B2C事業は2023年2月に商品販売を開始したばかりで、現状はB2B事業が収益の大半を占めている。
質問:
この分野に対する市場のポテンシャルは。
答え:
世界の代替肉市場は2023年に1,000億ドルで、食用昆虫市場は2030年に80億ドルになるとされている。代替タンパク質として実写 版 ブラック ジャック原料を使用する食品は、ベトナム市場ではまだ導入期であるが、われわれは自社の製品に確かな可能性を感じている。第1に、全量をベトナムで現地生産しているため、(原料を輸入する場合と比較して)仕入れ量や生産計画に大きな負荷がかからない。第2に、創業メンバーはベトナム人で、ベトナムの文化を理解しているため、消費者や顧客とのコミュニケーションが容易だ。第3に、民間調査会社の消費者調査では、ベトナムの消費者の半数以上が商品購入の際に「グリーン」と「健康」を意識しているという結果が出ており、日々のマーケティングを通じても、代替タンパク源への関心が高まっていると実感している。最後に、ベトナムの人口は1億人で、新しいことへの挑戦に前向きな若い層が多いことも魅力だ。
質問:
この分野に対するベトナム市場での困難な点は。
答え:
実写 版 ブラック ジャックを食用に使用するというのはまだ新しい考え方だ。そのメリットを消費者に効果的に伝えるのは難しい面もあるが、その斬新さが人々の興味と好奇心を刺激している。従来、家畜の餌用に実写 版 ブラック ジャックを養殖するケースはあったが、統一された手法や基準がないまま養殖や加工を行っていたため、品質が安定していないという生産上の課題もあった。当社では、一貫した品質基準を維持するため、養殖工場の水質、温度のコントロールなど、あらゆる面で養殖に最適な環境づくりのための研究や改善を行っており、実写 版 ブラック ジャックを原料とする製品は7年以上の供給実績を有する。
質問:
今後の事業計画は。
答え:
製品開発と流通に関して、以下を進めている。
  • 製品開発:2024年には、実写 版 ブラック ジャックから抽出したタンパク質、脂肪、キチン(注3)を加水分解・精製し、さまざまな主流食肉代替製品の原料として使用する。また、「Rec Rec」ブランドの実写 版 ブラック ジャックスナック菓子を、個人消費と家族消費の両方のニーズに対応にしたサイズで発売する。

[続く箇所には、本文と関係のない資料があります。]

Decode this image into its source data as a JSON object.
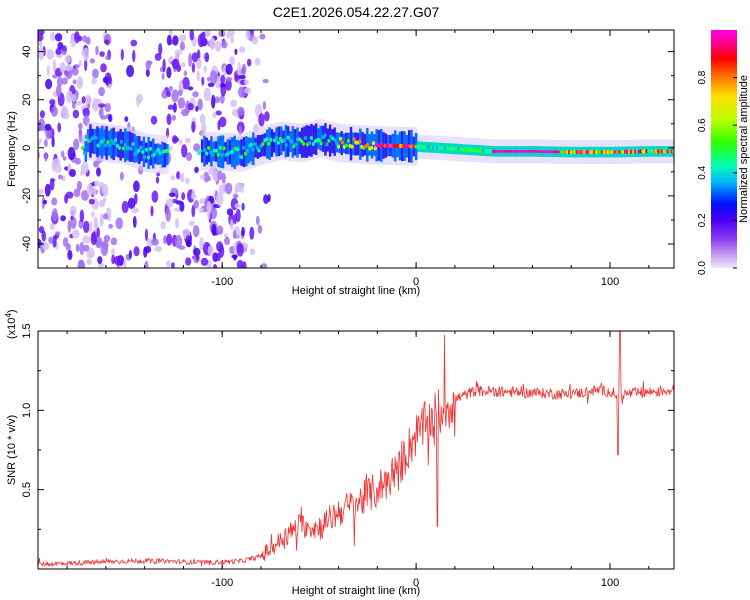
{
  "figure_title": "C2E1.2026.054.22.27.G07",
  "chart_data": [
    {
      "type": "heatmap",
      "name": "spectrogram",
      "xlabel": "Height of straight line (km)",
      "ylabel": "Frequency (Hz)",
      "xlim": [
        -195,
        133
      ],
      "ylim": [
        -50,
        49
      ],
      "xticks": [
        -100,
        0,
        100
      ],
      "xtick_labels": [
        "-100",
        "0",
        "100"
      ],
      "yticks": [
        -40,
        -20,
        0,
        20,
        40
      ],
      "ytick_labels": [
        "-40",
        "-20",
        "0",
        "20",
        "40"
      ],
      "colorbar": {
        "label": "Normalized spectral amplitude",
        "range": [
          0,
          1
        ],
        "ticks": [
          0.0,
          0.2,
          0.4,
          0.6,
          0.8
        ],
        "tick_labels": [
          "0.0",
          "0.2",
          "0.4",
          "0.6",
          "0.8"
        ],
        "colormap": [
          "#f0e6fa",
          "#c9a6ee",
          "#8a3ff0",
          "#4b00f5",
          "#0010ff",
          "#00b4ff",
          "#00ffb0",
          "#30ff00",
          "#b8ff00",
          "#ffe000",
          "#ff7a00",
          "#ff0000",
          "#ff0096",
          "#ff00e6"
        ]
      },
      "ridge": [
        {
          "x": -170,
          "f": 3
        },
        {
          "x": -160,
          "f": 2
        },
        {
          "x": -150,
          "f": 1
        },
        {
          "x": -140,
          "f": -2
        },
        {
          "x": -130,
          "f": -3
        },
        {
          "x": -120,
          "f": -1
        },
        {
          "x": -90,
          "f": -2
        },
        {
          "x": -80,
          "f": 1
        },
        {
          "x": -70,
          "f": 3
        },
        {
          "x": -60,
          "f": 2
        },
        {
          "x": -50,
          "f": 4
        },
        {
          "x": -40,
          "f": 2
        },
        {
          "x": -30,
          "f": 1.5
        },
        {
          "x": -20,
          "f": 1
        },
        {
          "x": -10,
          "f": 0.8
        },
        {
          "x": 0,
          "f": 0.5
        },
        {
          "x": 10,
          "f": 0
        },
        {
          "x": 20,
          "f": -0.5
        },
        {
          "x": 30,
          "f": -1
        },
        {
          "x": 40,
          "f": -1.5
        },
        {
          "x": 60,
          "f": -1.5
        },
        {
          "x": 80,
          "f": -1.8
        },
        {
          "x": 100,
          "f": -1.8
        },
        {
          "x": 120,
          "f": -1.5
        },
        {
          "x": 133,
          "f": -1.5
        }
      ]
    },
    {
      "type": "line",
      "name": "snr",
      "xlabel": "Height of straight line (km)",
      "ylabel": "SNR (10 * v/v)",
      "y_multiplier": "(x10",
      "y_multiplier_exp": "4",
      "xlim": [
        -195,
        133
      ],
      "ylim": [
        0,
        1.5
      ],
      "xticks": [
        -100,
        0,
        100
      ],
      "xtick_labels": [
        "-100",
        "0",
        "100"
      ],
      "yticks": [
        0.5,
        1.0,
        1.5
      ],
      "ytick_labels": [
        "0.5",
        "1.0",
        "1.5"
      ],
      "color": "#ee3333",
      "series": [
        {
          "name": "SNR",
          "x": [
            -195,
            -170,
            -150,
            -130,
            -110,
            -90,
            -80,
            -70,
            -60,
            -50,
            -40,
            -30,
            -20,
            -10,
            0,
            10,
            20,
            30,
            40,
            60,
            80,
            95,
            105,
            115,
            133
          ],
          "y": [
            0.03,
            0.04,
            0.05,
            0.05,
            0.04,
            0.05,
            0.08,
            0.18,
            0.28,
            0.26,
            0.36,
            0.42,
            0.5,
            0.62,
            0.85,
            0.97,
            1.07,
            1.12,
            1.12,
            1.11,
            1.1,
            1.13,
            1.1,
            1.11,
            1.13
          ]
        }
      ]
    }
  ]
}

  • 流通チャネル:2024年後半に一般家庭向け商品をシンガポール市場に展開する。ベトナム市場では、2024年10月には実写 版 ブラック ジャック原料の新たなスナック製品を発売し、商品の多様化を図る。
質問:
日本企業に期待することは(注4)
答え:
日本企業に対しては、(1)製品の共同開発(2)Rec Recの製品を日本とベトナムで拡販することができる小売企業との提携、(3)Rec Recの事業と製品開発のための資金調達での協力に期待したい。

注1:
ジェトロの調査レポート「東南アジアにおけるイノベーション創造活動に関する調査」(2022年8月)「概要版」P9、「調査報告書」P14を参照。ベトナムは、(1)1億人に増加した人口を背景とした消費市場拡大への期待、(2)依然として金融、交通・物流、医療などを中心とした多くの社会課題が山積、(3)高いインターネット利用率や、デジタルネーティブである若年層人口が豊富なことを背景としたリープフロッグ現象の出現などの観点から、インドネシアなどとともに、「コンシューマードリブン(Consumer-driven)イノベーション」 の地として分類される。
注2:
同社には2020年9月にもインタビューを実施(関連トランプ ゲーム ブラック ジャック)。
注3:
不溶性食物繊維の1つ。カニやエビなどの甲殻類の殻から、たんぱく質やカルシウムを取り除いて精製された動物性の食物繊維 。
注4:
このスタートアップへの取り次ぎを希望する場合は、ジェトロ・ホーチミン事務所(VHO@jetro.go.jp)まで連絡を。
執筆者紹介
ジェトロ・ホーチミン事務所 事業統括ディレクター
三木 貴博(みき たかひろ)
2014年、ジェトロ入構。実写 版 ブラック ジャック見本市課、ものづくり産業課、ジェトロ岐阜を経て実写 版 ブラック ジャック調査部アジア大洋州課にてベトナムをはじめとしたASEANの調査業務に従事。2022年7月から現職。